Once a month we track down Nomvano, our ‘super’, to buy electricity. Not something I’m used to, bein’ an American gal. And it’s always more complicated than it needs to be … much like everything else in Mount Frere.
First we have to call Nomvano. Sounds easy, right? Nomvano speaks pretty good English, but hot-damn is she hard to understand on the phone! Once we’ve been cut-off a few times and have all become extremely frustrated, we decide on a meeting spot for the ‘transaction’. Sometimes we meet outside the bank, sometimes in the parking lot of our building, or the taxi rank, or down a back road we didn’t even know existed.

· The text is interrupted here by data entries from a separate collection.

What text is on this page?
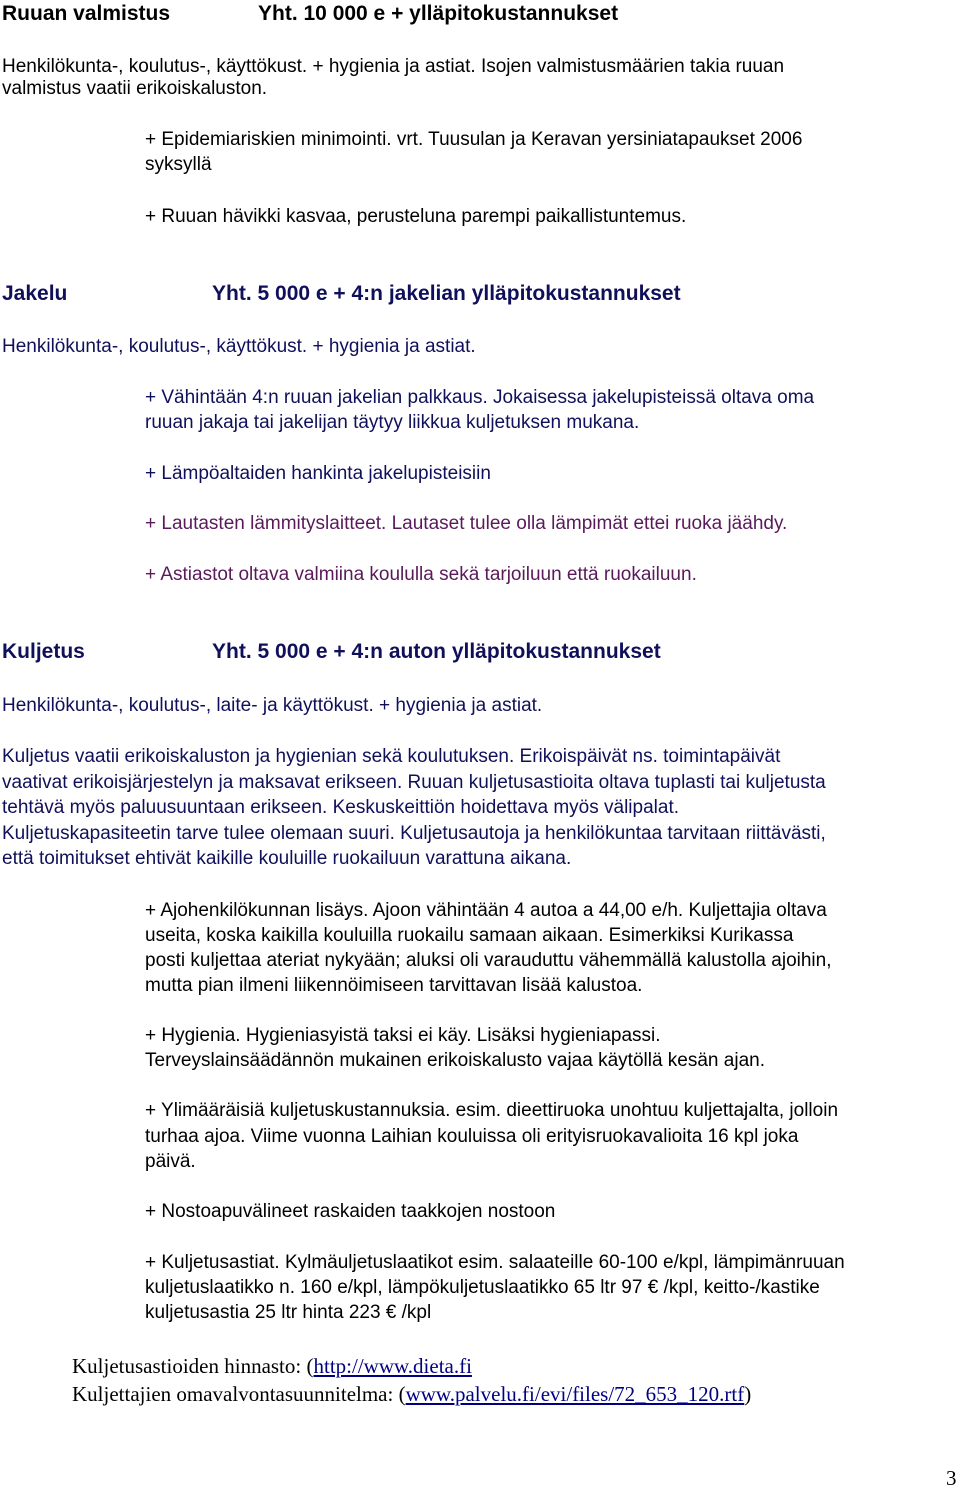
Ruuan valmistus	Yht. 10 000 e + ylläpitokustannukset
Henkilökunta-, koulutus-, käyttökust. + hygienia ja astiat. Isojen valmistusmäärien takia ruuan
valmistus vaatii erikoiskaluston.
+ Epidemiariskien minimointi. vrt. Tuusulan ja Keravan yersiniatapaukset 2006
syksyllä
+ Ruuan hävikki kasvaa, perusteluna parempi paikallistuntemus.
Jakelu	Yht. 5 000 e + 4:n jakelian ylläpitokustannukset
Henkilökunta-, koulutus-, käyttökust. + hygienia ja astiat.
+ Vähintään 4:n ruuan jakelian palkkaus. Jokaisessa jakelupisteissä oltava oma
ruuan jakaja tai jakelijan täytyy liikkua kuljetuksen mukana.
+ Lämpöaltaiden hankinta jakelupisteisiin
+ Lautasten lämmityslaitteet. Lautaset tulee olla lämpimät ettei ruoka jäähdy.
+ Astiastot oltava valmiina koululla sekä tarjoiluun että ruokailuun.
Kuljetus	Yht. 5 000 e + 4:n auton ylläpitokustannukset
Henkilökunta-, koulutus-, laite- ja käyttökust. + hygienia ja astiat.
Kuljetus vaatii erikoiskaluston ja hygienian sekä koulutuksen. Erikoispäivät ns. toimintapäivät
vaativat erikoisjärjestelyn ja maksavat erikseen. Ruuan kuljetusastioita oltava tuplasti tai kuljetusta
tehtävä myös paluusuuntaan erikseen. Keskuskeittiön hoidettava myös välipalat.
Kuljetuskapasiteetin tarve tulee olemaan suuri. Kuljetusautoja ja henkilökuntaa tarvitaan riittävästi,
että toimitukset ehtivät kaikille kouluille ruokailuun varattuna aikana.
+ Ajohenkilökunnan lisäys. Ajoon vähintään 4 autoa a 44,00 e/h. Kuljettajia oltava
useita, koska kaikilla kouluilla ruokailu samaan aikaan. Esimerkiksi Kurikassa
posti kuljettaa ateriat nykyään; aluksi oli varauduttu vähemmällä kalustolla ajoihin,
mutta pian ilmeni liikennöimiseen tarvittavan lisää kalustoa.
+ Hygienia. Hygieniasyistä taksi ei käy. Lisäksi hygieniapassi.
Terveyslainsäädännön mukainen erikoiskalusto vajaa käytöllä kesän ajan.
+ Ylimääräisiä kuljetuskustannuksia. esim. dieettiruoka unohtuu kuljettajalta, jolloin
turhaa ajoa. Viime vuonna Laihian kouluissa oli erityisruokavalioita 16 kpl joka
päivä.
+ Nostoapuvälineet raskaiden taakkojen nostoon
+ Kuljetusastiat. Kylmäuljetuslaatikot esim. salaateille 60-100 e/kpl, lämpimänruuan
kuljetuslaatikko n. 160 e/kpl, lämpökuljetuslaatikko 65 ltr 97 € /kpl, keitto-/kastike
kuljetusastia 25 ltr hinta 223 € /kpl
Kuljetusastioiden hinnasto: (http://www.dieta.fi
Kuljettajien omavalvontasuunnitelma: (www.palvelu.fi/evi/files/72_653_120.rtf)
3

Nomvano carries the electricity either in her bra or up her shirt sleeves, and if you’re lucky, she’ll ask you to fish it out for her when her hands are full! Electricity costs R50 for 80 kilowatt hours. Pretty fair deal, and we go through about 5 units per month. Therefore, we always try to buy extra — maybe 6, maybe 8, depending on how many she’s got. That is always a huge surprise to her. Most people buy them one at a time. Even phone cards are sold in R5 increments. Can you imagine filling up your cell phone with .50 cents-worth? That’s how they roll in the Frere.
Then we take our little paper electricity cards back to the flat and punch them into the electricity box on the wall. It’s actually great for energy conservation because I’m more likely to turn off lights and appliances when I see the numbers on the electricity box going down, down, down.